I can find the eqation which includes g0 but I can't find the eqation that compines Isp in secods with delta V
Thanks to the mathematicians out there
2006-10-27 21:49:18 · 4 answers · asked by christopher N 4 in Science & Mathematics ➔ Mathematics
That is because the specific impulse is not a measure of speed change, but of the quality of the propulsion system.
I presume the equation you found is
F = Isp * (delta m)/(delta t) * g0
Well, F is your thrust, the other equation to use is
F= ma
where m is the mass of the rocket (which changes as the fuel get used), and "a" is the acceleration the rocket has as a result.
Then to get the speed change, you apply the acceleration for the time you have it
v= a t
Of course, in reality, since all those are changing factors, you need to use differential equations; the one I am giving you are only the instantaneous ones.
2006-10-27 22:06:20 · answer #1 · answered by Vincent G 7 · 1⤊ 0⤋
Well, you have to take such maximum Delta-V values with caution, they are really "guesstimates". Read here about why it is so: "The fourth is the maximum delta-v this technique can give (without staging). For rocket-like propulsion systems this is a function of mass fraction and exhaust velocity. Mass fraction for rocket-like systems is usually limited by propulsion system weight and tankage weight. For a system to achieve this limit, typically the payload may need to be a negligible percentage of the vehicle, and so the practical limit on some systems can be much lower." It is based on current experience and current materials, but doesn't mention for each kind of propulsion system, which assumption had been made.
2016-05-22 02:40:28 · answer #2 · answered by Anonymous · 0⤊ 0⤋
If your serious?
Bet you bragging rights you will not find the answer here!

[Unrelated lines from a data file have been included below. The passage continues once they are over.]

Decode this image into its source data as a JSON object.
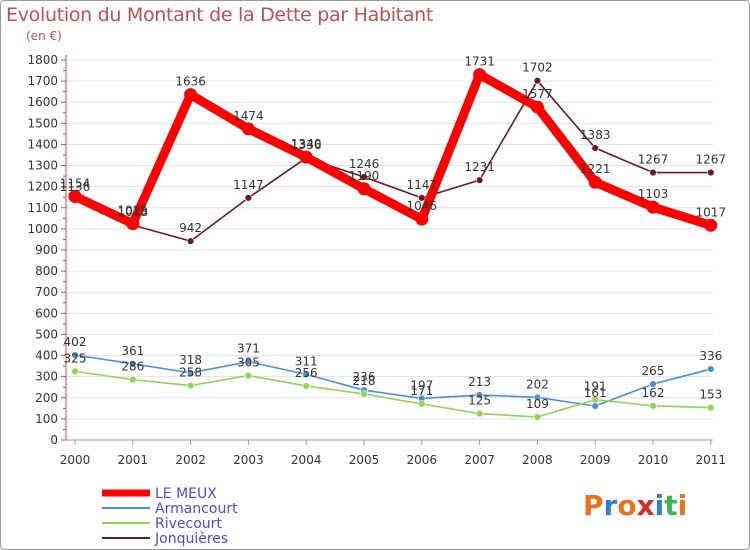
{
  "title": "Evolution du Montant de la Dette par Habitant",
  "subtitle": "(en €)",
  "logo": {
    "text": "Proxiti",
    "colors": [
      "#e8731a",
      "#2b7fd6",
      "#e8731a",
      "#d62b2b",
      "#2b7fd6",
      "#39b54a",
      "#e8731a"
    ]
  },
  "chart_data": {
    "type": "line",
    "categories": [
      "2000",
      "2001",
      "2002",
      "2003",
      "2004",
      "2005",
      "2006",
      "2007",
      "2008",
      "2009",
      "2010",
      "2011"
    ],
    "ylim": [
      0,
      1800
    ],
    "yticks": [
      0,
      100,
      200,
      300,
      400,
      500,
      600,
      700,
      800,
      900,
      1000,
      1100,
      1200,
      1300,
      1400,
      1500,
      1600,
      1700,
      1800
    ],
    "grid": "horizontal",
    "series": [
      {
        "name": "LE MEUX",
        "color": "#ff0000",
        "values": [
          1154,
          1025,
          1636,
          1474,
          1340,
          1190,
          1046,
          1731,
          1577,
          1221,
          1103,
          1017
        ],
        "labels": [
          "1154",
          "1025",
          "1636",
          "1474",
          "1340",
          "1190",
          "1046",
          "1731",
          "1577",
          "1221",
          "1103",
          "1017"
        ]
      },
      {
        "name": "Armancourt",
        "color": "#4a90d9",
        "values": [
          402,
          361,
          318,
          371,
          311,
          236,
          197,
          213,
          202,
          161,
          265,
          336
        ],
        "labels": [
          "402",
          "361",
          "318",
          "371",
          "311",
          "236",
          "197",
          "213",
          "202",
          "161",
          "265",
          "336"
        ]
      },
      {
        "name": "Rivecourt",
        "color": "#8fd452",
        "values": [
          325,
          286,
          258,
          305,
          256,
          218,
          171,
          125,
          109,
          191,
          162,
          153
        ],
        "labels": [
          "325",
          "286",
          "258",
          "305",
          "256",
          "218",
          "171",
          "125",
          "109",
          "191",
          "162",
          "153"
        ]
      },
      {
        "name": "Jonquières",
        "color": "#6b1a22",
        "values": [
          1136,
          1018,
          942,
          1147,
          1336,
          1246,
          1147,
          1231,
          1702,
          1383,
          1267,
          1267
        ],
        "labels": [
          "1136",
          "1018",
          "942",
          "1147",
          "1336",
          "1246",
          "1147",
          "1231",
          "1702",
          "1383",
          "1267",
          "1267"
        ]
      }
    ]
  }
}
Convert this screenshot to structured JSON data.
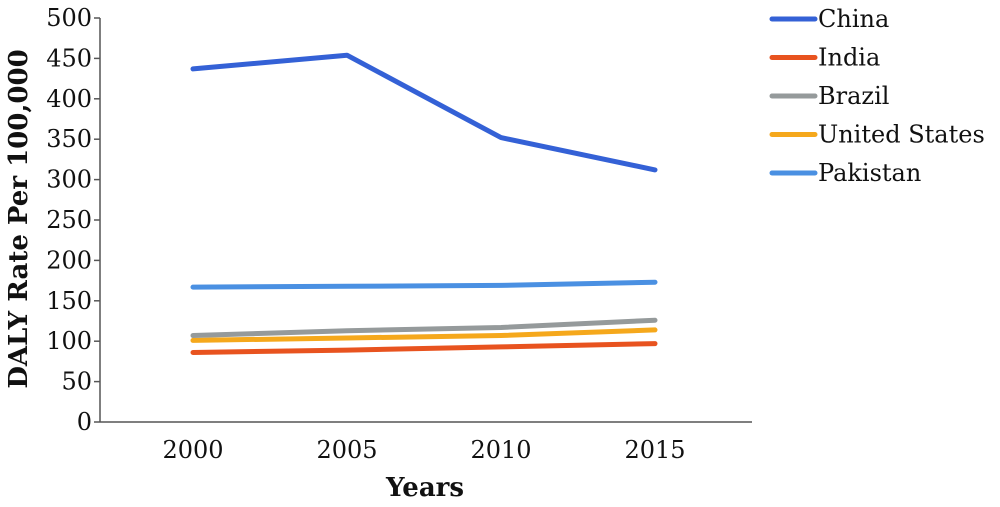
{
  "chart_data": {
    "type": "line",
    "title": "",
    "xlabel": "Years",
    "ylabel": "DALY Rate Per 100,000",
    "x": [
      2000,
      2005,
      2010,
      2015
    ],
    "x_tick_labels": [
      "2000",
      "2005",
      "2010",
      "2015"
    ],
    "ylim": [
      0,
      500
    ],
    "y_ticks": [
      0,
      50,
      100,
      150,
      200,
      250,
      300,
      350,
      400,
      450,
      500
    ],
    "grid": false,
    "legend_position": "right",
    "series": [
      {
        "name": "China",
        "color": "#3461d6",
        "values": [
          437,
          454,
          352,
          312
        ]
      },
      {
        "name": "India",
        "color": "#e8531f",
        "values": [
          86,
          89,
          93,
          97
        ]
      },
      {
        "name": "Brazil",
        "color": "#959a9b",
        "values": [
          107,
          113,
          117,
          126
        ]
      },
      {
        "name": "United States",
        "color": "#f5a81c",
        "values": [
          101,
          104,
          107,
          114
        ]
      },
      {
        "name": "Pakistan",
        "color": "#4a90e2",
        "values": [
          167,
          168,
          169,
          173
        ]
      }
    ]
  }
}
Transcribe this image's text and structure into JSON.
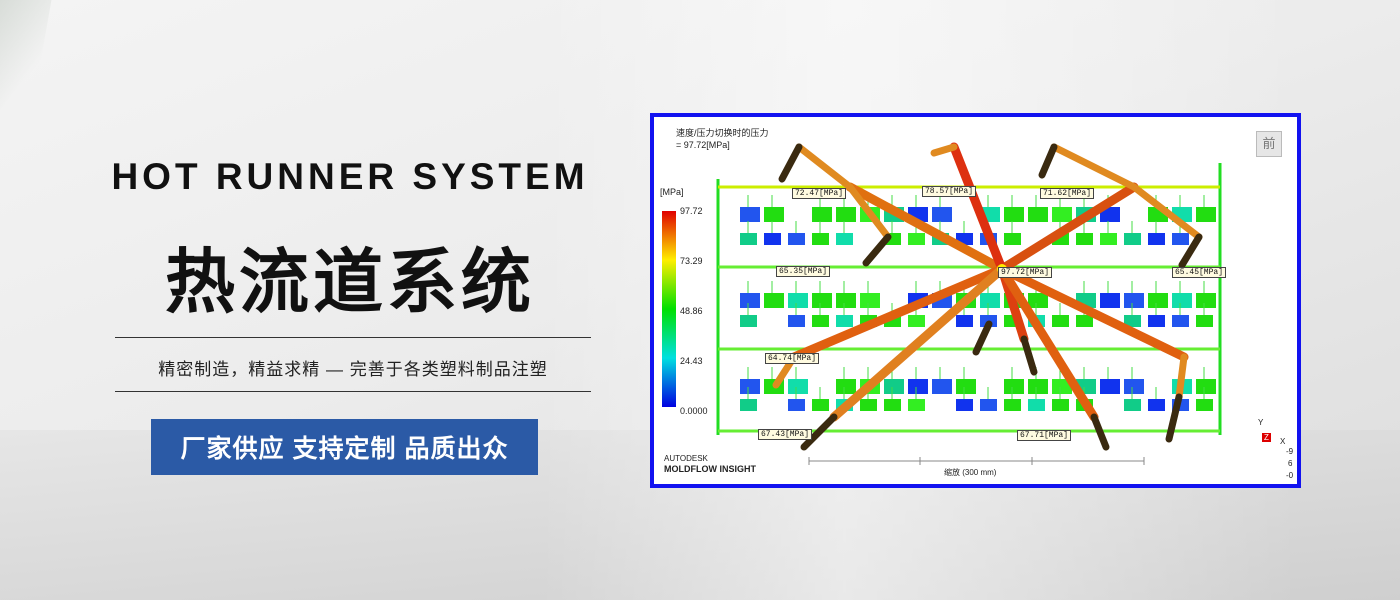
{
  "banner": {
    "title_en": "HOT RUNNER SYSTEM",
    "title_cn": "热流道系统",
    "subtitle": "精密制造，精益求精 — 完善于各类塑料制品注塑",
    "cta": "厂家供应 支持定制 品质出众",
    "cta_color": "#2b5aa6"
  },
  "simulation": {
    "title": "速度/压力切换时的压力",
    "value": "= 97.72[MPa]",
    "unit": "[MPa]",
    "legend": [
      "97.72",
      "73.29",
      "48.86",
      "24.43",
      "0.0000"
    ],
    "front_button": "前",
    "brand_line1": "AUTODESK",
    "brand_line2": "MOLDFLOW INSIGHT",
    "scale": "缩放 (300 mm)",
    "axis": {
      "y": "Y",
      "z": "Z",
      "x": "X",
      "n1": "-9",
      "n2": "6",
      "n3": "-0"
    },
    "tags": [
      "72.47[MPa]",
      "78.57[MPa]",
      "71.62[MPa]",
      "65.35[MPa]",
      "97.72[MPa]",
      "65.45[MPa]",
      "64.74[MPa]",
      "67.43[MPa]",
      "67.71[MPa]"
    ],
    "border_color": "#1212f0"
  }
}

Only Neanderthal and Cro-magnon breeds dwell here.
I'll show you how a wheel works!!!
GOOD LORD!! I just read Pottery Boys Answer!
I stand Corrected!!! Now I add one more speicies to our breeds.
Bet you he cooks his meat! Though.
2006-10-27 22:01:44 · answer #3 · answered by Anonymous · 0⤊ 0⤋
the impulse is equals to the change of momentum.
so F∆t = M∆v{rocket} + v∆m{fuel}
subtracting mg we get
F - mg = M∆v{rocket} / ∆t + v∆m / ∆t
2006-10-27 21:58:27 · answer #4 · answered by The Potter Boy 3 · 1⤊ 0⤋